O orçamento dos Jogos no Rio prevê gastos de US$ 2,82 bilhões na construção das instalações esportivas e na organização do evento. Desse valor, 31% virá de aporte do COI, 45% de capital privado, gerados por licenciamento, marketing e venda da ingressos, e 24% dos três níveis governamentais. Mas o projeto ainda aponta investimentos de US$ 11,1 bilhões em obras de infraestrutura na cidade, como transportes, segurança e comunicações - valor que sairá principalmente dos cofres públicos.

OS LOCAIS

A Barra da Tijuca é a região que mais aproveitará instalações construídas para os Jogos Pan-Americanos de 2007. A Arena Olímpica do Rio, com capacidade para 15 mil pessoas, será sede das competições de ginástica. O Parque Aquático Maria Lenk vai abrigar a disputa dos saltos ornamentais e do polo aquático. Já o Velódromo da Barra será a sede do ciclismo (pista). E o Riocentro, um dos principais centros de convenções do País, vai receber esportes como badminton, boxe e tênis de mesa.
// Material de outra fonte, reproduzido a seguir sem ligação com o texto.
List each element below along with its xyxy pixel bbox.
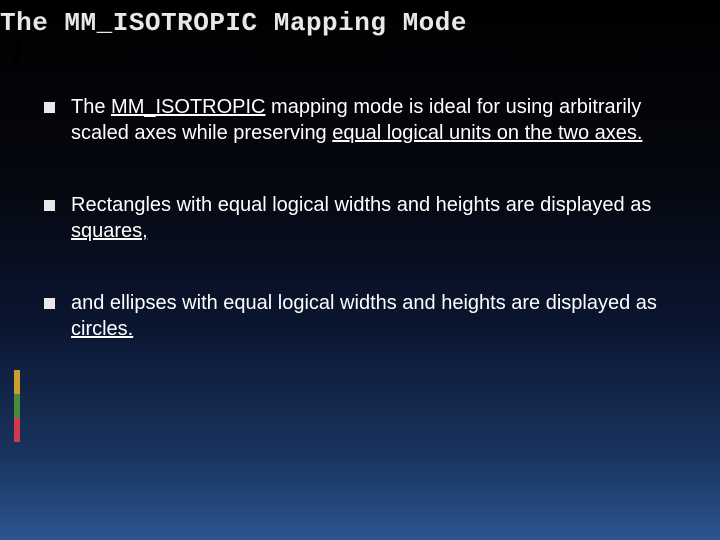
- slide-title: The MM_ISOTROPIC Mapping Mode: [0, 8, 467, 38]
- text-run-underline: squares,: [71, 220, 148, 242]
- accent-bar-green: [14, 394, 20, 418]
- accent-bar-black: [14, 34, 20, 68]
- bullet-item: Rectangles with equal logical widths and…: [44, 192, 690, 244]
- text-run: The: [71, 96, 111, 118]
- bullet-text: Rectangles with equal logical widths and…: [71, 192, 690, 244]
- bullet-marker-icon: [44, 102, 55, 113]
- bullet-text: and ellipses with equal logical widths a…: [71, 290, 690, 342]
- text-run: Rectangles with equal logical widths and…: [71, 194, 651, 216]
- bullet-marker-icon: [44, 298, 55, 309]
- bullet-item: The MM_ISOTROPIC mapping mode is ideal f…: [44, 94, 690, 146]
- slide-body: The MM_ISOTROPIC mapping mode is ideal f…: [44, 94, 690, 388]
- bullet-text: The MM_ISOTROPIC mapping mode is ideal f…: [71, 94, 690, 146]
- text-run-underline: MM_ISOTROPIC: [111, 96, 265, 118]
- accent-bar-red: [14, 418, 20, 442]
- text-run-underline: equal logical units on the two axes.: [332, 122, 642, 144]
- bullet-marker-icon: [44, 200, 55, 211]
- text-run-underline: circles.: [71, 318, 133, 340]
- bullet-item: and ellipses with equal logical widths a…: [44, 290, 690, 342]
- text-run: and ellipses with equal logical widths a…: [71, 292, 657, 314]
- accent-bar-gold: [14, 370, 20, 394]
A Barra da Tijuca também terá dois novos equipamentos para os Jogos de 2016. Um deles é o Centro Nacional de Tênis. E o outro é o Centro Olímpico de Treinamento, que permitirá a disputa de 20 modalidades esportivas e estará aberto à população depois da Olimpíada - ali serão disputadas provas de handebol, basquete, judô, luta e tae kwon do.

Cercada por alguns dos principais pontos turísticos do Rio, como a Baía de Guanabara, o Aterro do Flamengo, o Corcovado, a Lagoa Rodrigo de Freitas e o Pão de Açúcar, Copacabana será palco de várias competições a céu aberto. A Praia de Copacabana e o Estádio de Remo da Lagoa vão receber o remo, a canoagem, o vôlei de praia, o triatlo e a maratona aquática. Já a Marina da Glória e o Parque do Flamengo vão sediar a marcha atlética, o ciclismo e a vela.
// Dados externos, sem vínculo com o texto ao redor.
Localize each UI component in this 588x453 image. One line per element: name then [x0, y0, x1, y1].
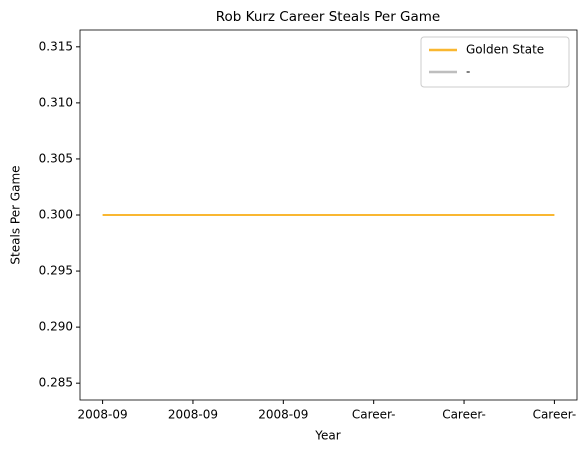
- x-tick-label: 2008-09: [258, 408, 308, 422]
- legend-box: [420, 36, 570, 88]
- x-tick-label: Career-: [442, 408, 486, 422]
- x-tick-label: 2008-09: [78, 408, 128, 422]
- legend-label: Golden State: [466, 43, 544, 57]
- y-tick-label: 0.305: [39, 151, 73, 165]
- legend-label: -: [466, 65, 470, 79]
- x-tick-label: Career-: [533, 408, 577, 422]
- y-tick-label: 0.315: [39, 39, 73, 53]
- y-tick-label: 0.290: [39, 320, 73, 334]
- y-axis-label: Steals Per Game: [9, 165, 23, 264]
- y-tick-label: 0.310: [39, 95, 73, 109]
- y-tick-label: 0.295: [39, 264, 73, 278]
- x-tick-label: Career-: [352, 408, 396, 422]
- plot-frame: [79, 29, 578, 401]
- y-tick-label: 0.285: [39, 376, 73, 390]
- chart-title: Rob Kurz Career Steals Per Game: [216, 9, 440, 25]
- y-tick-label: 0.300: [39, 208, 73, 222]
- x-tick-label: 2008-09: [168, 408, 218, 422]
- x-axis-label: Year: [314, 429, 340, 443]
O Complexo Esportivo de Deodoro, na zona oeste do Rio, também foi utilizado no Pan de 2007 e receberá, dessa vez, a esgrima e o pentatlo moderno. Para a Olimpíada, ainda será construído o Parque Radical do Rio na mesma região, onde acontecerão as competições de mountain bike, canoagem slalom e ciclismo BMX.

A região do Maracanã terá papel especial na Olimpíada de 2016. Afinal, o Maracanã, um dos principais estádios do futebol mundial, será palco das cerimônias de abertura e de encerramento dos Jogos, além de receber as partidas do torneio de futebol, que também será disputado em Brasília, Belo Horizonte, São Paulo e Salvador.

A promessa é de que a área do Maracanã seja revitalizada e modernizada. E boa parte desse investimento já irá ocorrer para a Copa do Mundo de 2014, cuja final acontecerá no Rio. A realização desse grande evento dois anos antes da Olimpíada também ajudou na vitória brasileira nesta sexta-feira, porque haverá um aproveitamento das melhorias na infraestrutura do País.

O Ginásio do Maracanãzinho, que faz parte do complexo do Maracanã e foi reformado para os Jogos Pan-Americanos de 2007, será a casa do vôlei na Olimpíada. O Engenhão, construído para a realização do Pan do Rio, sediará as provas de atletismo. E o Sambódromo vai receber a chegada da maratona e o torneio de tiro com arco.

ACOMODAÇÃO

A Vila Olímpica ficará localizada às margens da Lagoa de Jacarepaguá, próxima, portanto, do Parque Olímpico do Rio e do Riocentro, que vão sediar 14 esportes no total. Ela terá capacidade para receber até 17,5 mil pessoas. Assim, a promessa dos organizadores é de que quase 50% dos atletas estejam instalados a menos de dez minutos do local de suas competições.

A organização também promete a criação de um serviço de ônibus exclusivo para levar os atletas até a Praia Olímpica da Barra, que será exclusiva para as delegações. A expectativa é de que a Vila Olímpica se torne um condomínio residencial após a competição, assim como já aconteceu com os Jogos Pan-Americanos de 2007, que foram o grande teste para o Rio receber agora a Olimpíada.